Does this solve your problem?

About Sockets instead of WebRequests - I would recommend against that approach. It is reinventing the wheel.

UPDATE

This does not solve the problem, as above headers are already parsed in a lossy way (see comments for details). Upon closer inspection I came to the conclusion, that raw header bytes are already lost after HttpWebRequest.GetResponse().

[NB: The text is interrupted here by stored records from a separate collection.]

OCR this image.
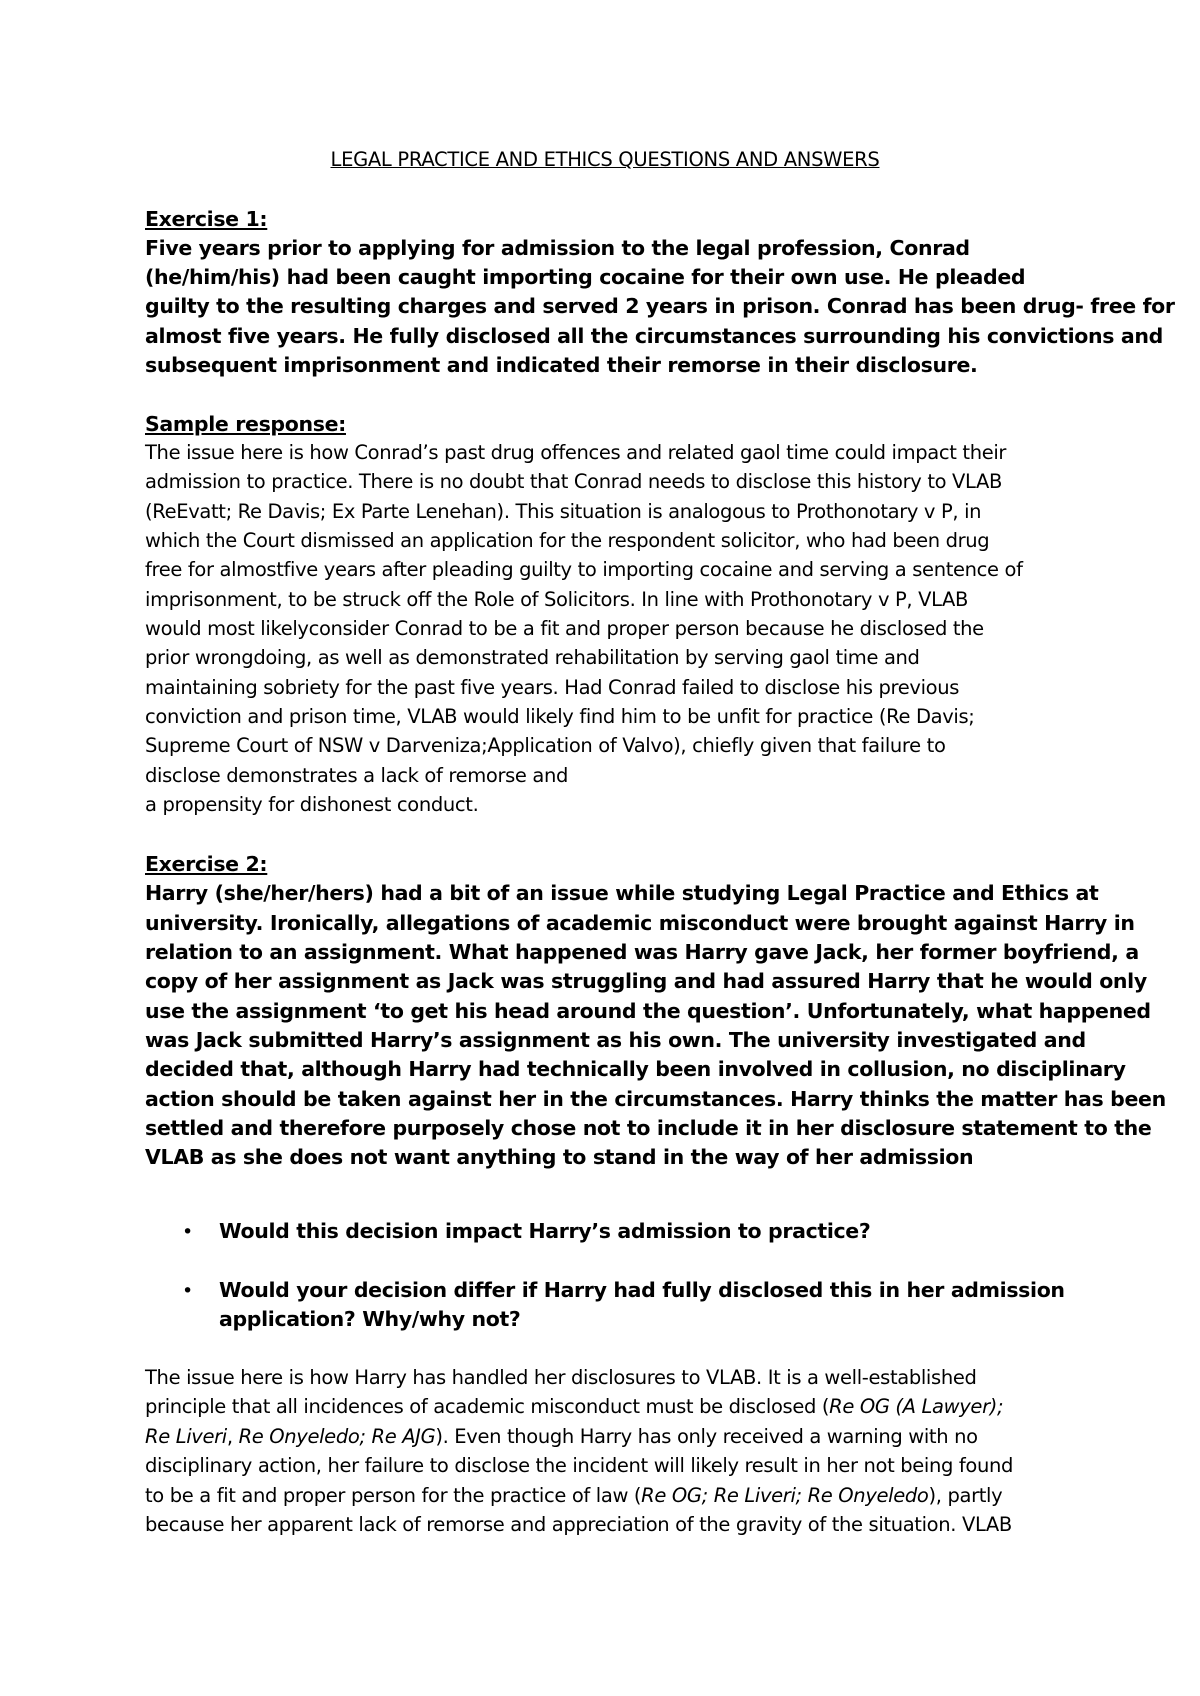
LEGAL PRACTICE AND ETHICS QUESTIONS AND ANSWERS
Exercise 1:
Five years prior to applying for admission to the legal profession, Conrad
(he/him/his) had been caught importing cocaine for their own use. He pleaded
guilty to the resulting charges and served 2 years in prison. Conrad has been drug- free for
almost five years. He fully disclosed all the circumstances surrounding his convictions and
subsequent imprisonment and indicated their remorse in their disclosure.
Sample response:
The issue here is how Conrad’s past drug offences and related gaol time could impact their
admission to practice. There is no doubt that Conrad needs to disclose this history to VLAB
(ReEvatt; Re Davis; Ex Parte Lenehan). This situation is analogous to Prothonotary v P, in
which the Court dismissed an application for the respondent solicitor, who had been drug
free for almostfive years after pleading guilty to importing cocaine and serving a sentence of
imprisonment, to be struck off the Role of Solicitors. In line with Prothonotary v P, VLAB
would most likelyconsider Conrad to be a fit and proper person because he disclosed the
prior wrongdoing, as well as demonstrated rehabilitation by serving gaol time and
maintaining sobriety for the past five years. Had Conrad failed to disclose his previous
conviction and prison time, VLAB would likely find him to be unfit for practice (Re Davis;
Supreme Court of NSW v Darveniza;Application of Valvo), chiefly given that failure to
disclose demonstrates a lack of remorse and
a propensity for dishonest conduct.
Exercise 2:
Harry (she/her/hers) had a bit of an issue while studying Legal Practice and Ethics at
university. Ironically, allegations of academic misconduct were brought against Harry in
relation to an assignment. What happened was Harry gave Jack, her former boyfriend, a
copy of her assignment as Jack was struggling and had assured Harry that he would only
use the assignment ‘to get his head around the question’. Unfortunately, what happened
was Jack submitted Harry’s assignment as his own. The university investigated and
decided that, although Harry had technically been involved in collusion, no disciplinary
action should be taken against her in the circumstances. Harry thinks the matter has been
settled and therefore purposely chose not to include it in her disclosure statement to the
VLAB as she does not want anything to stand in the way of her admission
• Would this decision impact Harry’s admission to practice?
• Would your decision differ if Harry had fully disclosed this in her admission
application? Why/why not?
The issue here is how Harry has handled her disclosures to VLAB. It is a well-established
principle that all incidences of academic misconduct must be disclosed (Re OG (A Lawyer);
Re Liveri, Re Onyeledo; Re AJG). Even though Harry has only received a warning with no
disciplinary action, her failure to disclose the incident will likely result in her not being found
to be a fit and proper person for the practice of law (Re OG; Re Liveri; Re Onyeledo), partly
because her apparent lack of remorse and appreciation of the gravity of the situation. VLAB
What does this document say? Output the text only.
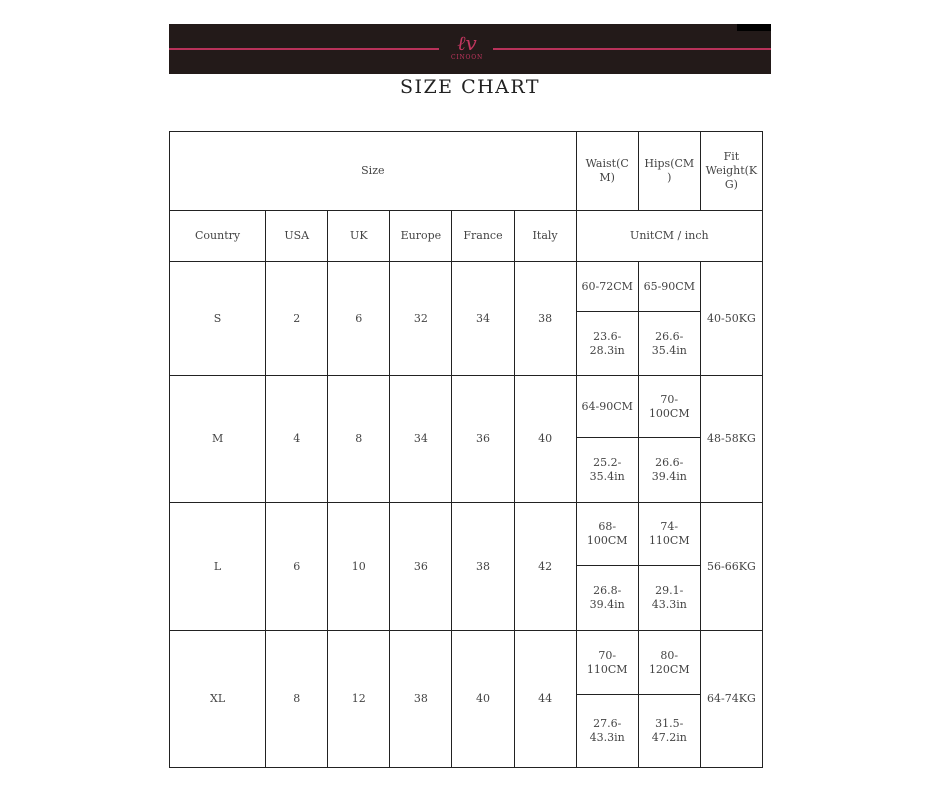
ℓv
CINOON
SIZE CHART
Size						Waist(CM)	Hips(CM)	Fit Weight(KG)
Country	USA	UK	Europe	France	Italy	UnitCM / inch		
S	2	6	32	34	38	60-72CM	65-90CM	40-50KG
						23.6-28.3in	26.6-35.4in	
M	4	8	34	36	40	64-90CM	70-100CM	48-58KG
						25.2-35.4in	26.6-39.4in	
L	6	10	36	38	42	68-100CM	74-110CM	56-66KG
						26.8-39.4in	29.1-43.3in	
XL	8	12	38	40	44	70-110CM	80-120CM	64-74KG
						27.6-43.3in	31.5-47.2in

The core parsing is done in System.Net.WebHeaderCollection.ParseHeaders() or System.Net.WebHeaderCollection.ParseHeadersStrict() (depending on the value of System.Net.Configuration.SettingsSectionInternal.Section.UseUnsafeHeaderParsing) and both methods fail to record the required information. Soon after, the buffer they operate on (System.Net.Connection.m_ReadBuffer) is filled with new data from the wire. The original headers are lost.

In order to save the raw data, you would need to reimplement the System.Net.Connection class, which is internal and hard-referenced by ServicePoint, which is public, but still hard-referenced by HttpWebRequest. To sum up, you would have to reimplement the whole stack.

So unless you can change the website behavior or live without these cookies, you will need to use a Socket. If that's the case, I would like to offer my condolences.